Many, many years ago, The Copper Journal created The Base Metals Barometer, a composite index of copper, aluminum, lead, tin, nickel, and zinc.

By itself, the index number is meaningless, other than to provide an overall view of how the nonferrous metals complex is performing, and to illustrate the overall trend of the market.

Interestingly, over the past year or so, the BMB fell to, and rose from 2.25 a few times, and during November, it averaged 2.26.

When we look back over the past 15 years, 2.25, for whatever reason seems to be a ‘pivotal point’.

This cranked up our curiosity enough to ask ourselves how the BMB compares to the individual metals in the basket?

And the results are fascinating, indeed.

Take a look for yourself – they are the 2nd through 8th charts in, and as we typically like to say, each chart tells its own story in its own unique way.

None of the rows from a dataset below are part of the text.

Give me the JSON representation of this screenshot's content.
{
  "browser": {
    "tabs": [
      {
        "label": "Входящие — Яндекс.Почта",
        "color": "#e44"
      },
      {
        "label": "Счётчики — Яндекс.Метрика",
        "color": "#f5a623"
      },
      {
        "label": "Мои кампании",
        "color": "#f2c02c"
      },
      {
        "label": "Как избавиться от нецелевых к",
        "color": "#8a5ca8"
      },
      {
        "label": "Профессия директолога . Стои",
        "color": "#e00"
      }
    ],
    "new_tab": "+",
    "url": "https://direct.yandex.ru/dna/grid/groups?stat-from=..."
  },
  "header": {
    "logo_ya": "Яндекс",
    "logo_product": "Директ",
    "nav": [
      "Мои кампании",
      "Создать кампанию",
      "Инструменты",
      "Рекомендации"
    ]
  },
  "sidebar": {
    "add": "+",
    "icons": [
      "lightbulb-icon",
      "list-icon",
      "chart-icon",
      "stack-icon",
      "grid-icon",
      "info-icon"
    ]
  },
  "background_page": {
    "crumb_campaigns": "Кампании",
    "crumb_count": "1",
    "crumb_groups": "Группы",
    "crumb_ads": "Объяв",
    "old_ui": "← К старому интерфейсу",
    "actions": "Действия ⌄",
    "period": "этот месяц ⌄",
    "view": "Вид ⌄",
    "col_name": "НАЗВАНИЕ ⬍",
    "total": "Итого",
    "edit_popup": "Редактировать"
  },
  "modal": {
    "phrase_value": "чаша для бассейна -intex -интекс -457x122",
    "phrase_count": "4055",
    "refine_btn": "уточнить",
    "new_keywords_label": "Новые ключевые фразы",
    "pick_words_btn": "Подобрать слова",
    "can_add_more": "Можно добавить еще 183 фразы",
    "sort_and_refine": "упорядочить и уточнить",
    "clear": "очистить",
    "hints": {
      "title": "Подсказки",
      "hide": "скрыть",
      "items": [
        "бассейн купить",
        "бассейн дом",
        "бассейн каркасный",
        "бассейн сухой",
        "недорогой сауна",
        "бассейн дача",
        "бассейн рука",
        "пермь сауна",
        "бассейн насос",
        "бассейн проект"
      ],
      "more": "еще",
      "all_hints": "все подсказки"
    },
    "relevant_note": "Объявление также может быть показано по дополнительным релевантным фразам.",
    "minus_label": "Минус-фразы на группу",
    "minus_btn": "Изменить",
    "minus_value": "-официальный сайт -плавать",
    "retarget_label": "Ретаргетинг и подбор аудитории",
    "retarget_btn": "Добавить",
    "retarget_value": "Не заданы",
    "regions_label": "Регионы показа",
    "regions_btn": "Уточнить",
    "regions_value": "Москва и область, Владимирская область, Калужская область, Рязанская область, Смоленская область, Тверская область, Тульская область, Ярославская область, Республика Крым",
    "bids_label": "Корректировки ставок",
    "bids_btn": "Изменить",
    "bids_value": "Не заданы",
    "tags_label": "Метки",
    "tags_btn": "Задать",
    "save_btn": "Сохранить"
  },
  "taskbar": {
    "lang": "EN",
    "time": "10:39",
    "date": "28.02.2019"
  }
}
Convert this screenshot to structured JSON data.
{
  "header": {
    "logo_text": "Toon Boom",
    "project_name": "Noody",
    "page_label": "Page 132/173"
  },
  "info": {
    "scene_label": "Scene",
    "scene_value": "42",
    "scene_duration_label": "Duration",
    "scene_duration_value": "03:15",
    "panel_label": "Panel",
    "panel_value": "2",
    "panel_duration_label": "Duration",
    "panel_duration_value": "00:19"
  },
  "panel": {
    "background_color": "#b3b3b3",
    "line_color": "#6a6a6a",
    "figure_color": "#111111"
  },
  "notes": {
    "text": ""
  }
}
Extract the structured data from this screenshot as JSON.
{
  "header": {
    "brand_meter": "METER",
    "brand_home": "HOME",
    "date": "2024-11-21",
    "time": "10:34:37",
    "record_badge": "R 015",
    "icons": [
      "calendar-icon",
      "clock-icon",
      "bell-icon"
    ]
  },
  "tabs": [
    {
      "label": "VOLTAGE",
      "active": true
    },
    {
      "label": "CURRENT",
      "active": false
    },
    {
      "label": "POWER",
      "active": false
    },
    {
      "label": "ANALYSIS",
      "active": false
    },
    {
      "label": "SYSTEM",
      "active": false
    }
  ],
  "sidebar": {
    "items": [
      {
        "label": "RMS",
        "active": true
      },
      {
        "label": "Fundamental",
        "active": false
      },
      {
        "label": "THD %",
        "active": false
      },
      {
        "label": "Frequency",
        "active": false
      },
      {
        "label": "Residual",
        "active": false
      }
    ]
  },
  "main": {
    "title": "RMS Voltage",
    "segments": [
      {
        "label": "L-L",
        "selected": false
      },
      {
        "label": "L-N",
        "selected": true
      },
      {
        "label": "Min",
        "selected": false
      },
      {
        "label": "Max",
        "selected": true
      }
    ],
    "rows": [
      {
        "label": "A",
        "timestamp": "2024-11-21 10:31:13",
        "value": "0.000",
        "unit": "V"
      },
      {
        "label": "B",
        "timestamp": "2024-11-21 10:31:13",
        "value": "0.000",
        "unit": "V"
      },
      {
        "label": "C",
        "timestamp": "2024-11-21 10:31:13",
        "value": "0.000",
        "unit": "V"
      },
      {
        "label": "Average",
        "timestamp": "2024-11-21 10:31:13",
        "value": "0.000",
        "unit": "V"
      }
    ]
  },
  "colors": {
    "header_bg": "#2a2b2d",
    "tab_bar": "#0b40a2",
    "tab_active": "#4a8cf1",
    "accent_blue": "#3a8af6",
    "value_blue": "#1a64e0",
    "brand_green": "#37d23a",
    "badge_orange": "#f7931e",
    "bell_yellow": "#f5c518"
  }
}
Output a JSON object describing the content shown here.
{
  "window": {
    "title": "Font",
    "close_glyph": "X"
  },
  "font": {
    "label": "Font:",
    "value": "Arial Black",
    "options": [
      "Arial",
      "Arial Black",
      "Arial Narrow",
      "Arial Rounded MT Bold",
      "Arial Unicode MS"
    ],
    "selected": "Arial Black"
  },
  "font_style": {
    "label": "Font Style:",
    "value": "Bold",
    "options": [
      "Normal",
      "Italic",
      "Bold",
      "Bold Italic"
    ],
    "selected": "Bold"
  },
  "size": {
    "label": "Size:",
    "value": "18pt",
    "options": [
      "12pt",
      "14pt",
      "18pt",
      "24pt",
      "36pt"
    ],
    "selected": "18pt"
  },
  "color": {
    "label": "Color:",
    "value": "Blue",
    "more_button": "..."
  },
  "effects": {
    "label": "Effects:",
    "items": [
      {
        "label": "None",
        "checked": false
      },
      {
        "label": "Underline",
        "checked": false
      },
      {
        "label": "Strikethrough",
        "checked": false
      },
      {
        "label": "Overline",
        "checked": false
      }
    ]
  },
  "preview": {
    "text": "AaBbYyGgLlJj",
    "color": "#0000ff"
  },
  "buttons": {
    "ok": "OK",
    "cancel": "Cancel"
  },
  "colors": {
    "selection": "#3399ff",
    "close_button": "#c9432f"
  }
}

Just a few obvious points to ponder – every one of the charts had the BMB coinciding with the low point in prices during the financial crisis at the end of 2008, (no surprise there) and every one recovered, as major central banks throughout the world pumped trillions of dollars into the global financial system.

The other observation is that generally speaking, each metal broadly tracks the BMB.

Not in lock step of course, but enough to be meaningful.

So, our concern for caution stems from the BMB sitting precariously just above the 2.25 line.

If history is our guide, a breach of this level suggests the potential for further weakness, and warrants a review of price protection plans.